GUSTAV HOLST-PETER SYKES: The Planets – Hansjörg Albrecht, pipe organ – Oehms

by | Feb 5, 2012 | SACD & Other Hi-Res Reviews

GUSTAV HOLST-PETER SYKES: The Planets – Hansjörg Albrecht, pipe organ – Oehms multichannel SACD OC 683, 60:08 [Distr. by Naxos] (1/31/12) *****:
Many years ago I was associated with Crystal Clear Records, and they released a direct disc of someone playing his own transcription of The Planets on a pipe organ installed in a pizza parlor in San Francisco.  I couldn’t find it in my direct disc collection, so evidently I chucked it in the past due to its low level of musicality. This transcription by Peter Sykes and performance by organist Hansjörg Albrecht is a huge improvement, and may in fact be preferable to many listeners vs. the now-hackneyed Holst orchestral original, which has become an over-worked item on a level with Vivaldi’s Four Seasons.
The organ is a Cavaille-Coll-Mutin in the cathedral of St. Nikolai in Kiel, Germany, and this is just one of a series of organ SACDs Albrecht has done for the Oehms label, including one disc of highlights from Wagner’ Ring Cycle and another of concertos for keyboard instruments by Poulenc. The variety and diversity of Holst’s musical creations for seven of the planets seem to stand out more clearly in the organ arrangements than they did for full orchestra. (There’s no concern about Pluto’s recent downgrade, because Holst never did one for Pluto.) It might even appeal to listeners who are normally averse to pipe organ. Albrecht’s interesting notes on each of the movements frequently make reference to works by other composers which have some similarity to the particular planet’s movement by Holst. For example, I would have never thought of Philip Glass having any connection with the Venus movement, but listening closely to the last part of it, I can understand the reference. Albrecht points out that Holst as at rehearsals of The Rite of Spring and Firebird, and knew of Schoenberg’s Five Pieces for Orchestra, so he wasn’t averse to new music influences in the creation of The Planets.

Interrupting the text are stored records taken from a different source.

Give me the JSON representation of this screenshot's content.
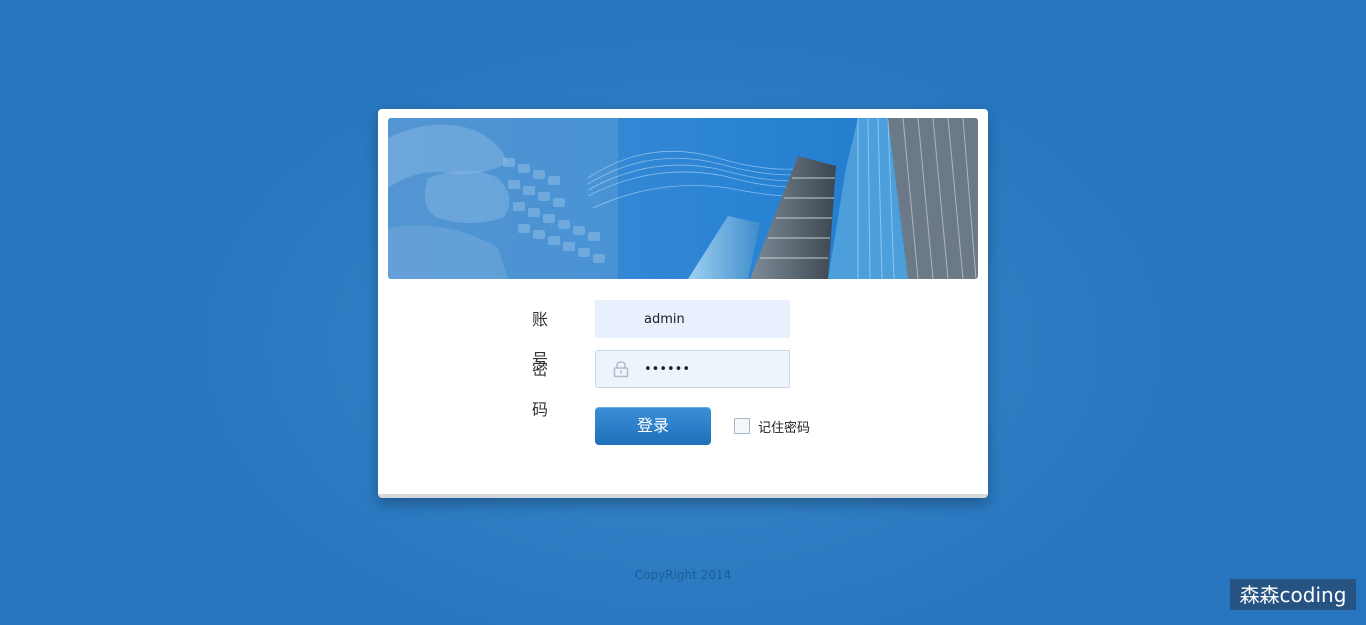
{
  "form": {
    "account_label": "账号",
    "account_value": "admin",
    "password_label": "密码",
    "password_value": "••••••",
    "password_icon": "lock-icon",
    "login_button": "登录",
    "remember_label": "记住密码",
    "remember_checked": false
  },
  "footer": {
    "copyright": "CopyRight 2014"
  },
  "watermark": "森森coding",
  "colors": {
    "background": "#2e7dc3",
    "button": "#2a7fc9"
  }
}
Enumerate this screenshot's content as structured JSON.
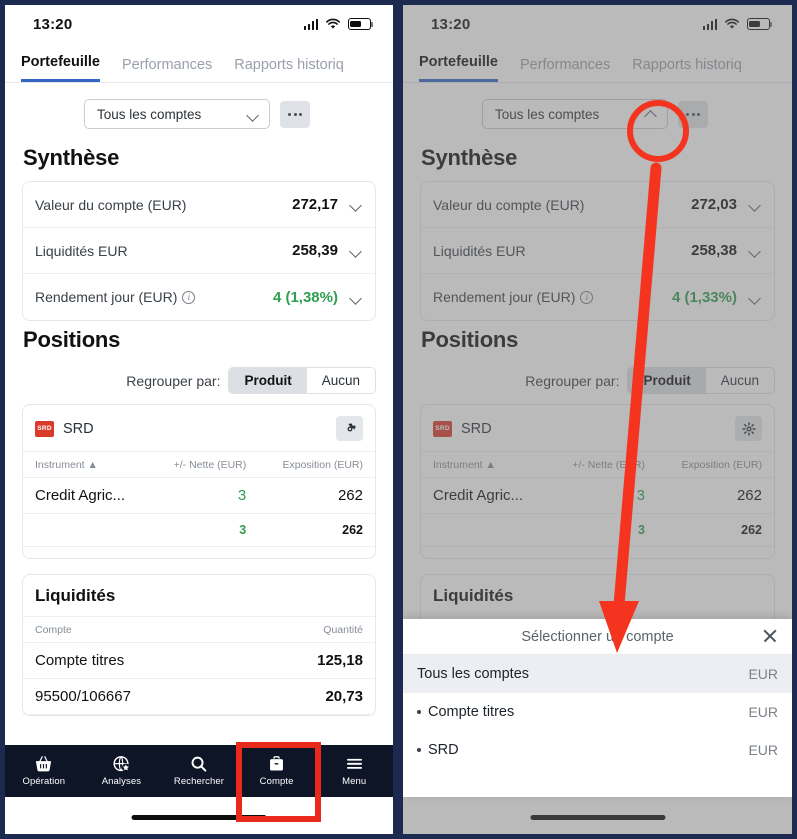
{
  "colors": {
    "accent_blue": "#3067c4",
    "nav_dark": "#0d1526",
    "green": "#2f9e4f",
    "annotation_red": "#f5341f",
    "srd_red": "#d93b2b",
    "frame_navy": "#1b2a4e"
  },
  "status_bar": {
    "time": "13:20",
    "icons": [
      "signal-icon",
      "wifi-icon",
      "battery-icon"
    ]
  },
  "tabs": [
    {
      "label": "Portefeuille",
      "active": true
    },
    {
      "label": "Performances",
      "active": false
    },
    {
      "label": "Rapports historiq",
      "active": false
    }
  ],
  "account_selector": {
    "value": "Tous les comptes",
    "chevron_left": "chevron-down-icon",
    "chevron_right": "chevron-up-icon",
    "more_label": "..."
  },
  "left": {
    "synthese": {
      "title": "Synthèse",
      "rows": [
        {
          "label": "Valeur du compte (EUR)",
          "value": "272,17",
          "green": false,
          "info": false
        },
        {
          "label": "Liquidités EUR",
          "value": "258,39",
          "green": false,
          "info": false
        },
        {
          "label": "Rendement jour (EUR)",
          "value": "4 (1,38%)",
          "green": true,
          "info": true
        }
      ]
    },
    "positions": {
      "title": "Positions",
      "group_label": "Regrouper par:",
      "group_options": [
        {
          "label": "Produit",
          "selected": true
        },
        {
          "label": "Aucun",
          "selected": false
        }
      ],
      "product": {
        "name": "SRD",
        "logo_text": "SRD"
      },
      "columns": [
        "Instrument",
        "+/- Nette (EUR)",
        "Exposition (EUR)"
      ],
      "sort_indicator": "▲",
      "rows": [
        {
          "instrument": "Credit Agric...",
          "net": "3",
          "exposure": "262"
        }
      ],
      "total": {
        "instrument": "",
        "net": "3",
        "exposure": "262"
      }
    },
    "liquidites": {
      "title": "Liquidités",
      "columns": [
        "Compte",
        "Quantité"
      ],
      "rows": [
        {
          "account": "Compte titres",
          "qty": "125,18"
        },
        {
          "account": "95500/106667",
          "qty": "20,73"
        }
      ]
    }
  },
  "right": {
    "synthese": {
      "title": "Synthèse",
      "rows": [
        {
          "label": "Valeur du compte (EUR)",
          "value": "272,03",
          "green": false,
          "info": false
        },
        {
          "label": "Liquidités EUR",
          "value": "258,38",
          "green": false,
          "info": false
        },
        {
          "label": "Rendement jour (EUR)",
          "value": "4 (1,33%)",
          "green": true,
          "info": true
        }
      ]
    },
    "positions": {
      "title": "Positions",
      "group_label": "Regrouper par:",
      "group_options": [
        {
          "label": "Produit",
          "selected": true
        },
        {
          "label": "Aucun",
          "selected": false
        }
      ],
      "product": {
        "name": "SRD",
        "logo_text": "SRD"
      },
      "columns": [
        "Instrument",
        "+/- Nette (EUR)",
        "Exposition (EUR)"
      ],
      "sort_indicator": "▲",
      "rows": [
        {
          "instrument": "Credit Agric...",
          "net": "3",
          "exposure": "262"
        }
      ],
      "total": {
        "instrument": "",
        "net": "3",
        "exposure": "262"
      }
    },
    "liquidites": {
      "title": "Liquidités"
    },
    "sheet": {
      "title": "Sélectionner un compte",
      "close_icon": "close-icon",
      "rows": [
        {
          "label": "Tous les comptes",
          "currency": "EUR",
          "selected": true,
          "bullet": false
        },
        {
          "label": "Compte titres",
          "currency": "EUR",
          "selected": false,
          "bullet": true
        },
        {
          "label": "SRD",
          "currency": "EUR",
          "selected": false,
          "bullet": true
        }
      ]
    }
  },
  "bottom_nav": [
    {
      "label": "Opération",
      "icon": "basket-icon",
      "active": false
    },
    {
      "label": "Analyses",
      "icon": "globe-star-icon",
      "active": false
    },
    {
      "label": "Rechercher",
      "icon": "search-icon",
      "active": false
    },
    {
      "label": "Compte",
      "icon": "briefcase-icon",
      "active": true
    },
    {
      "label": "Menu",
      "icon": "hamburger-icon",
      "active": false
    }
  ],
  "annotations": {
    "left_highlight_target": "Compte",
    "right_circle_target": "chevron-up-icon",
    "right_arrow_target": "Sélectionner un compte"
  }
}
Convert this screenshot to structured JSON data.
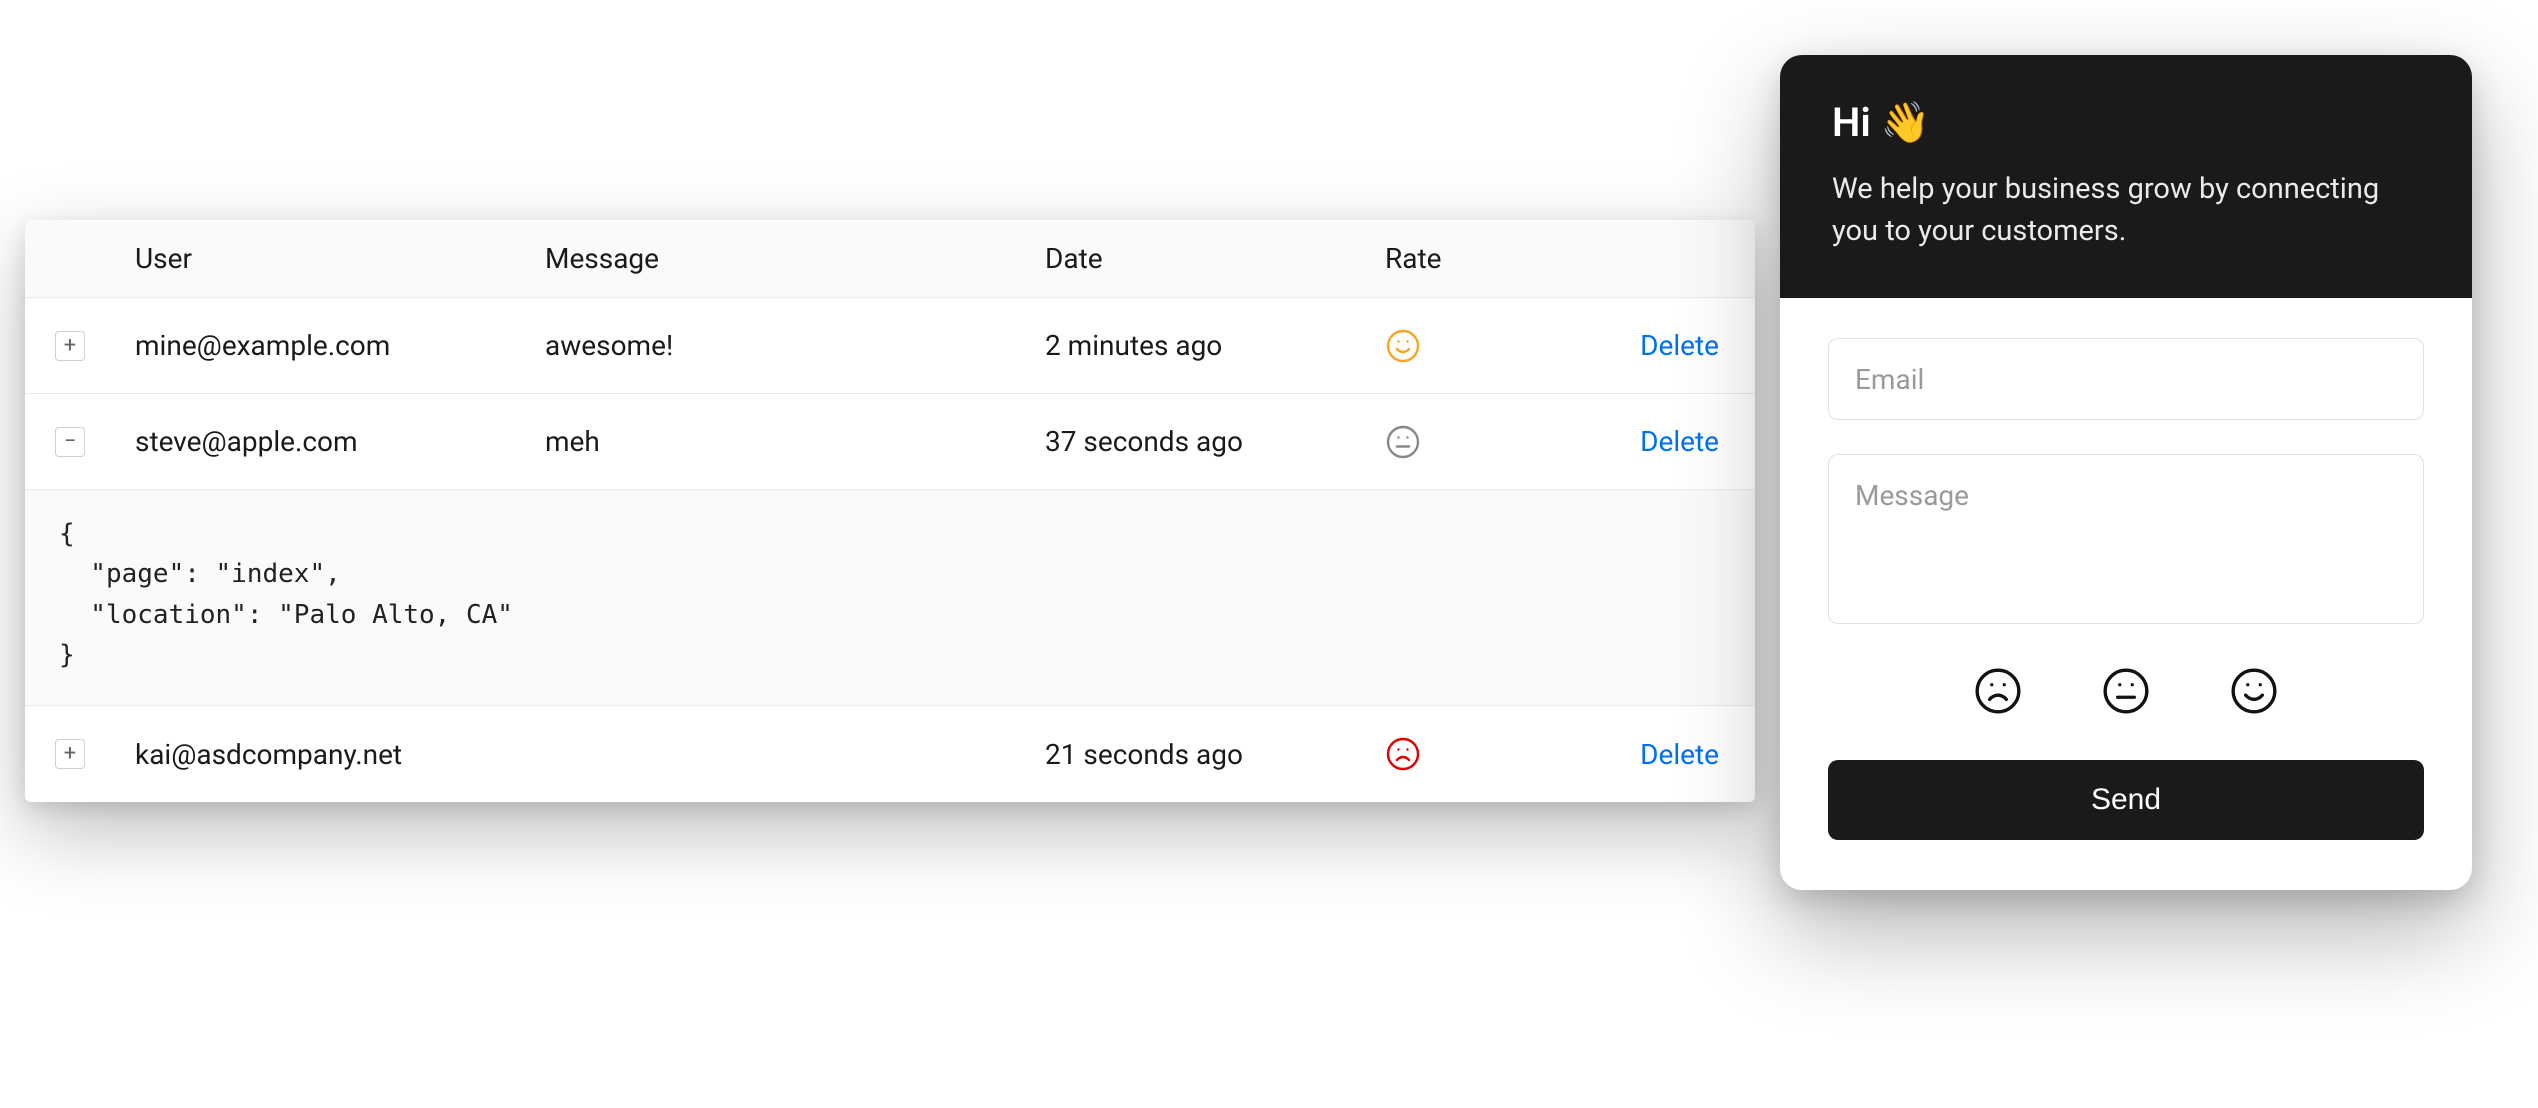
{
  "table": {
    "columns": {
      "user": "User",
      "message": "Message",
      "date": "Date",
      "rate": "Rate"
    },
    "delete_label": "Delete",
    "rows": [
      {
        "expand_symbol": "+",
        "user": "mine@example.com",
        "message": "awesome!",
        "date": "2 minutes ago",
        "rate": "happy",
        "rate_color": "#f5a623"
      },
      {
        "expand_symbol": "−",
        "user": "steve@apple.com",
        "message": "meh",
        "date": "37 seconds ago",
        "rate": "neutral",
        "rate_color": "#888888",
        "expanded_json": "{\n  \"page\": \"index\",\n  \"location\": \"Palo Alto, CA\"\n}"
      },
      {
        "expand_symbol": "+",
        "user": "kai@asdcompany.net",
        "message": "",
        "date": "21 seconds ago",
        "rate": "sad",
        "rate_color": "#e00000"
      }
    ]
  },
  "widget": {
    "title_text": "Hi",
    "title_emoji": "👋",
    "subtitle": "We help your business grow by connecting you to your customers.",
    "email_placeholder": "Email",
    "message_placeholder": "Message",
    "send_label": "Send"
  }
}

He likens the pounding, militaristic qualities of Mars with Shostakovich’s sounds of the Fascist army in his war symphonies, or the music for the human-subjugating machine in the score for Fritz Lang’s Metropolis. The chorale-like effects in Holst’s loudest movement—Saturn—are beautifully conveyed in the organ transcription, and although I always enjoy the vocalese choir in the longest, final movement of the orchestral original—Neptune—the organ version is effective without it, conjuring up the boldest and most mystical of Holst’s planets. Albrecht draws similarities to Scriabin and Debussy’s Nocturnes (with its vocalese chorus) in the notes for this movement.
The church has a long reverberation which supports not only the spaciness of this particular movement but all the sections of the Holst transcription.  Organ music is a whole different experience in the excellent hi-res surround provided by Oehms. (That also goes for binaural headphone recordings of pipe organ, of which there have been a few.)